The storm has begun to push ashore with wind speeds of up to 85 miles per hour, affecting residents from Virginia to Massachusetts. In preparation, mass transit has ground to a halt on the Eastern Seaboard, while many schools and businesses have been shut down because of the impending storm. The New York Stock Exchange is also planning a rare weather-related shutdown, something it has not done since 1985.
Thousands of flights have also been canceled ahead of the storm in the Northeast and across the country.
According to CNN, over the next 24 to 48 hours those within the storm’s range can expect the following: hurricane-force winds, a massive storm surge, heavy rains, flooding and snow. Power outages affecting tens of millions are expected as well.

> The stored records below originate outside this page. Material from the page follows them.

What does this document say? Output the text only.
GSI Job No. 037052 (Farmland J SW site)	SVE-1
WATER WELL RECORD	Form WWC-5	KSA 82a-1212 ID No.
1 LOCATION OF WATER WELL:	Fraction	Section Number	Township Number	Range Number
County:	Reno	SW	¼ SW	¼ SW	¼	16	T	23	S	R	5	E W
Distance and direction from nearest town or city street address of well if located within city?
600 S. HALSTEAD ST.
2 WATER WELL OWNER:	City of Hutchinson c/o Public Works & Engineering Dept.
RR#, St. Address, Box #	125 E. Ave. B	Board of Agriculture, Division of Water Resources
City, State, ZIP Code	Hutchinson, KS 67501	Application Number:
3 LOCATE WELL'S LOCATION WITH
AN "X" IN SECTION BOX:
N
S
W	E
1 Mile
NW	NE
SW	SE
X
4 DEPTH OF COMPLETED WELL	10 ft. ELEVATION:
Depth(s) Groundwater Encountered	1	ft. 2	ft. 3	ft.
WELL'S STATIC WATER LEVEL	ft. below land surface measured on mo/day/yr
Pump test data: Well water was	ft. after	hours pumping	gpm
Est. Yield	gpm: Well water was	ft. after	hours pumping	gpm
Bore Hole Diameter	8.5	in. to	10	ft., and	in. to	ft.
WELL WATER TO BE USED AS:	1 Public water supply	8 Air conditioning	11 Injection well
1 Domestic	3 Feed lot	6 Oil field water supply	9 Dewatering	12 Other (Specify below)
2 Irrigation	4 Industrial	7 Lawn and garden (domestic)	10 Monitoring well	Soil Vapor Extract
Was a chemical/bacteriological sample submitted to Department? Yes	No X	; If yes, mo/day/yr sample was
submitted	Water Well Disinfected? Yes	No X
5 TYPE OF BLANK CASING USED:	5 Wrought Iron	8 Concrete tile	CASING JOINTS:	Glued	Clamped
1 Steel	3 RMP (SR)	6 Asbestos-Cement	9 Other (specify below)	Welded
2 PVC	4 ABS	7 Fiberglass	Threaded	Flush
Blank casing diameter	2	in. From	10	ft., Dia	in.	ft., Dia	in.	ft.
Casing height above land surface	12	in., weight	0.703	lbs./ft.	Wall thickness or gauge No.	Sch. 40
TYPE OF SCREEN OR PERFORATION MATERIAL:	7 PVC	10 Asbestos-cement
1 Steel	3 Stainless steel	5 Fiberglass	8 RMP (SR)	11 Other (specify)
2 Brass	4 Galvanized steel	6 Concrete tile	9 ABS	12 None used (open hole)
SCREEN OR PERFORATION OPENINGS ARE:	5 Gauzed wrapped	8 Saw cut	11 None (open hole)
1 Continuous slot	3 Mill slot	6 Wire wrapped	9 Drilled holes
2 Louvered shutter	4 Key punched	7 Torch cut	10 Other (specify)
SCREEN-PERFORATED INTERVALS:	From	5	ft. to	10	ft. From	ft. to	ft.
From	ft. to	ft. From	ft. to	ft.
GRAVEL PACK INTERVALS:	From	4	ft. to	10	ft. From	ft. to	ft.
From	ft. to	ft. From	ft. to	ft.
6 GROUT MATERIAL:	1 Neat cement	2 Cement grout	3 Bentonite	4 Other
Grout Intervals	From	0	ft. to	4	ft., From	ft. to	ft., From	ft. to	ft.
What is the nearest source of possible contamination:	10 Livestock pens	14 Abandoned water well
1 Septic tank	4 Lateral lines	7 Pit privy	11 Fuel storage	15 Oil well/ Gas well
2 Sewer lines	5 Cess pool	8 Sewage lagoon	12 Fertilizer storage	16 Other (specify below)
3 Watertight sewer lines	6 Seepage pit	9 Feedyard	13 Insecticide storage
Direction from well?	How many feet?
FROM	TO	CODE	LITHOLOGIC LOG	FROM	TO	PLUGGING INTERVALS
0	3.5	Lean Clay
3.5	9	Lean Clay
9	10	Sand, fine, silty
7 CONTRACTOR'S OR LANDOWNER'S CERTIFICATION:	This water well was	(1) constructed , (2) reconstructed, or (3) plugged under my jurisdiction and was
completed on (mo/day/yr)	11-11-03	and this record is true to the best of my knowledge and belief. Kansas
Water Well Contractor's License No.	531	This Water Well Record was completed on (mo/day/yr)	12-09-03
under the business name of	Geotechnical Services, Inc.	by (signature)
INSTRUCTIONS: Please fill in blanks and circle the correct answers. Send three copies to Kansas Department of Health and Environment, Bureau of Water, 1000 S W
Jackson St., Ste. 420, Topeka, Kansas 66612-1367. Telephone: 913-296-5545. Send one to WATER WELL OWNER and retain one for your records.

Landfall will occur Monday evening into overnight, and storm surge likely will peak around the evening high tide. (Remember Monday’s tides are already the largest of the month due to the full moon.) On Tuesday, rain and snow will continue for much of the area, and surf will remain rough as the center of the system slowly drifts northward into Pennsylvania and New York.
... Because of the size of this system, the effects will be felt far from the center. For example, large waves and surge will be felt in eastern Canada and along the shores of the eastern Great Lakes. Also, when Sandy transitions from hurricane or tropical storm to “post-tropical storm,” it does not mean it has weakened or the threat is any less.
Forecasters are warning that the superstorm spawned by the hurricane’s collision with a cold front represents a “worst-case scenario.” It has even been compared to the deadly and destructive Hurricane Katrina, which hit the Gulf Coast in 2005.
The Huffington Post:
In a measurement of pure kinetic energy, NOAA’s hurricane research division on Sunday ranked the surge and wave “destruction potential” for Sandy - just the hurricane, not the hybrid storm it will eventually become - at 5.8 on a 0 to 6 scale. The damage expected from winds will be far less, experts said. Weather Underground meteorologist Jeff Masters says that surge destruction potential number is a record and it’s due to the storm’s massive size.
... The storm surge energy numbers are bigger than the deadly 2005 Hurricane Katrina, but that can be misleading. Katrina’s destruction was concentrated in a small area, making it much worse, Masters said. Sandy’s storm surge energy is spread over a wider area. Also, Katrina hit a city that is below sea level and had problems with levees.